The feasts given “full” propers are provided with a Collect, Epistle, and Gospel. (Note that these are liturgical “Epistles” and not necessarily selections from the NT letters; of the 47 commemorations, 16 receive Epistles from the OT or Apocrypha.) The selections are rarely long, most falling in the 3 to 6 verse range with a few going longer than that. These are also printed in full as the AV/KJV was the only Bible appointed for liturgical use in the church. There is no repetition of the biblical lessons—each feast receives its own unique material. The rubrics don’t say that these are materials for Mass and not Offices but neither do the have to—they are clearly set up as Mass Propers with no view to their use in the Office. (I.e., the use of sanctoral scripture propers in the Office for non-Holy Days has always been an abuse and was not the intention of this book book or its replacements.)
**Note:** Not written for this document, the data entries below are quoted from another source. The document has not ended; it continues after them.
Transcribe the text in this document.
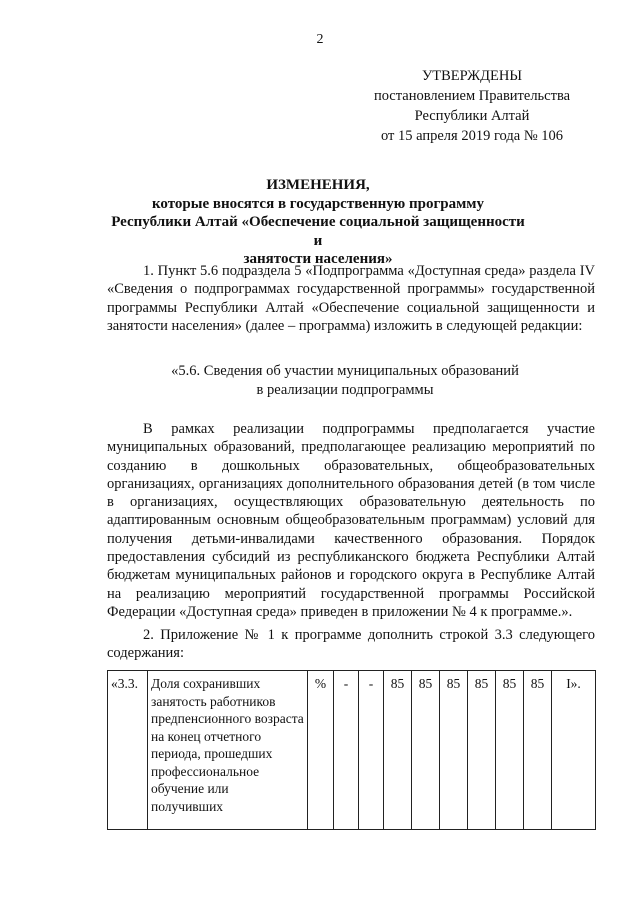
2
УТВЕРЖДЕНЫ
постановлением Правительства
Республики Алтай
от 15 апреля 2019 года № 106
ИЗМЕНЕНИЯ,
которые вносятся в государственную программу
Республики Алтай «Обеспечение социальной защищенности и
занятости населения»
1. Пункт 5.6 подраздела 5 «Подпрограмма «Доступная среда» раздела IV «Сведения о подпрограммах государственной программы» государственной программы Республики Алтай «Обеспечение социальной защищенности и занятости населения» (далее – программа) изложить в следующей редакции:
«5.6. Сведения об участии муниципальных образований
в реализации подпрограммы
В рамках реализации подпрограммы предполагается участие муниципальных образований, предполагающее реализацию мероприятий по созданию в дошкольных образовательных, общеобразовательных организациях, организациях дополнительного образования детей (в том числе в организациях, осуществляющих образовательную деятельность по адаптированным основным общеобразовательным программам) условий для получения детьми-инвалидами качественного образования. Порядок предоставления субсидий из республиканского бюджета Республики Алтай бюджетам муниципальных районов и городского округа в Республике Алтай на реализацию мероприятий государственной программы Российской Федерации «Доступная среда» приведен в приложении № 4 к программе.».
2. Приложение № 1 к программе дополнить строкой 3.3 следующего содержания:
«3.3.	Доля сохранивших занятость работников предпенсионного возраста на конец отчетного периода, прошедших профессиональное обучение или получивших	%	-	-	85	85	85	85	85	85	I».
Commons beyond just “Saint” appear here for the first time, giving us a better sense of how the Commission broke down the categories. Commons containing a Collect, Epistle, and Gospel are provided for:

  • Martyr
  • Missionary
  • Theologian or Teacher
  • Monastic
  • Deaconess
  • Saint (2 options given)

The inclusion of “Deaconess” seems quite odd especially as there are none represented in the Calendar! Perhaps this is foreshadowing…

As in the 1928 Prayer Book, no Proper Preface is identified and the “Saint” Common with its two collects reflect what is in the ’28 book.